There are of course a few other characters. Chris Hemsworth plays the comedy relief character Kevin, who, if I’m being honest, could have been a little more developed. While some of his “too-dumb-to-live” antics are funny, he doesn’t get much personality beyond, well, being too dumb to live. I feel if they’d pushed the “dumb hipster” vibe further rather than just have him be plain dumb, it might have been better.
Then there’s the main villain of the piece, Rowan. I must admit, this character was a bit of a surprise to me. Rather than just an evil supernatural villain, he’s basically a dark foil to Abby and Erin. A character who has supposedly been bullied and rejected throughout his life, but unlike Erin, who tried to completely reject her past and prove herself to no longer be a “ghost girl”, or Abby who continued to work to prove her “ghost girl” beliefs were perfectly valid, Rowan is bitter and hateful, wanting revenge.
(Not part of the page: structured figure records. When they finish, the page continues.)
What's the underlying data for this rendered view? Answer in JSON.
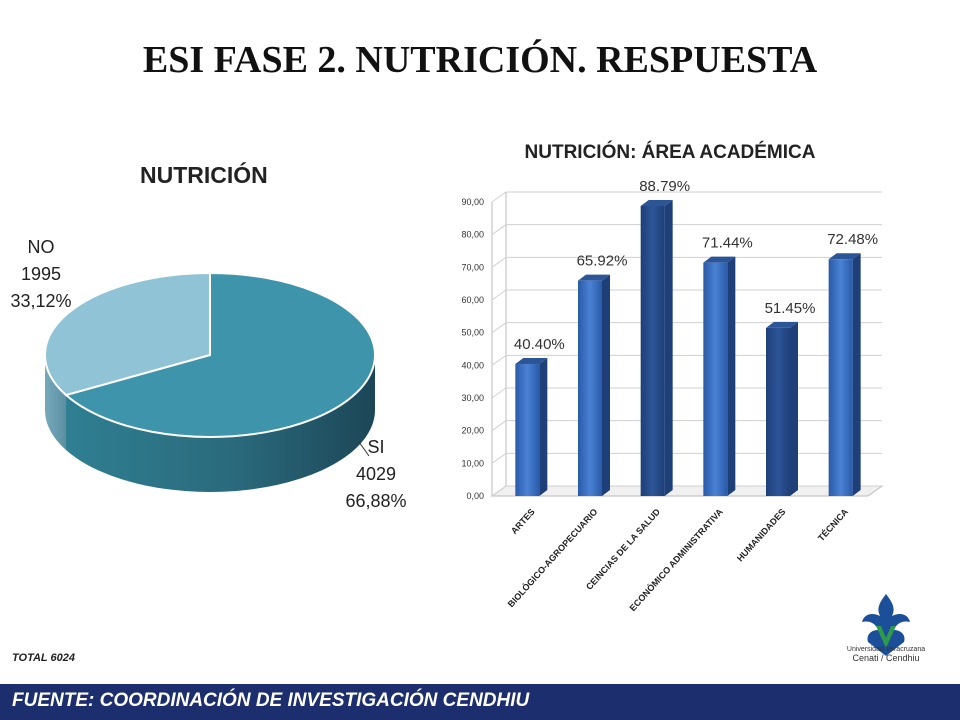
{
  "title": "ESI FASE 2. NUTRICIÓN. RESPUESTA",
  "chart_data": [
    {
      "type": "pie",
      "title": "NUTRICIÓN",
      "slices": [
        {
          "name": "SI",
          "count": "4029",
          "percent_label": "66,88%",
          "value": 66.88,
          "color": "#3e94ab"
        },
        {
          "name": "NO",
          "count": "1995",
          "percent_label": "33,12%",
          "value": 33.12,
          "color": "#90c3d5"
        }
      ]
    },
    {
      "type": "bar",
      "title": "NUTRICIÓN: ÁREA ACADÉMICA",
      "categories": [
        "ARTES",
        "BIOLÓGICO-AGROPECUARIO",
        "CEINCIAS DE LA SALUD",
        "ECONÓMICO ADMINISTRATIVA",
        "HUMANIDADES",
        "TÉCNICA"
      ],
      "values": [
        40.4,
        65.92,
        88.79,
        71.44,
        51.45,
        72.48
      ],
      "data_labels": [
        "40.40%",
        "65.92%",
        "88.79%",
        "71.44%",
        "51.45%",
        "72.48%"
      ],
      "yticks": [
        "0,00",
        "10,00",
        "20,00",
        "30,00",
        "40,00",
        "50,00",
        "60,00",
        "70,00",
        "80,00",
        "90,00"
      ],
      "ylim": [
        0,
        90
      ],
      "grid": true,
      "bar_color": "#3a6fbf"
    }
  ],
  "total": "TOTAL  6024",
  "footer": "FUENTE:   COORDINACIÓN DE INVESTIGACIÓN CENDHIU",
  "logo": {
    "name": "Universidad Veracruzana",
    "subtitle": "Cenati / Cendhiu"
  }
}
While the message of “rise above the mistreatment of others and don’t let it turn you into a hateful asshole” isn’t expanded upon that much, it was an intriguing one, and mostly well handled.
So, what were my overall thoughts on this movie? Well, if I’m being honest, this movie is well and truly okay. I don’t have a great deal of bad things to say about it. What it does, it does well. Not spectacularly well, but well enough.
To sum up, if you like the original and want to see something similar with a lot of callbacks, then, while it’s not as good as the original, I would say it’s a fun watch. If you’re just looking for a fun lighthearted comedy, then once again, check it out. If you’re looking for an instant classic, or a masterpiece in comedy, then I guess you’ll be disappointed.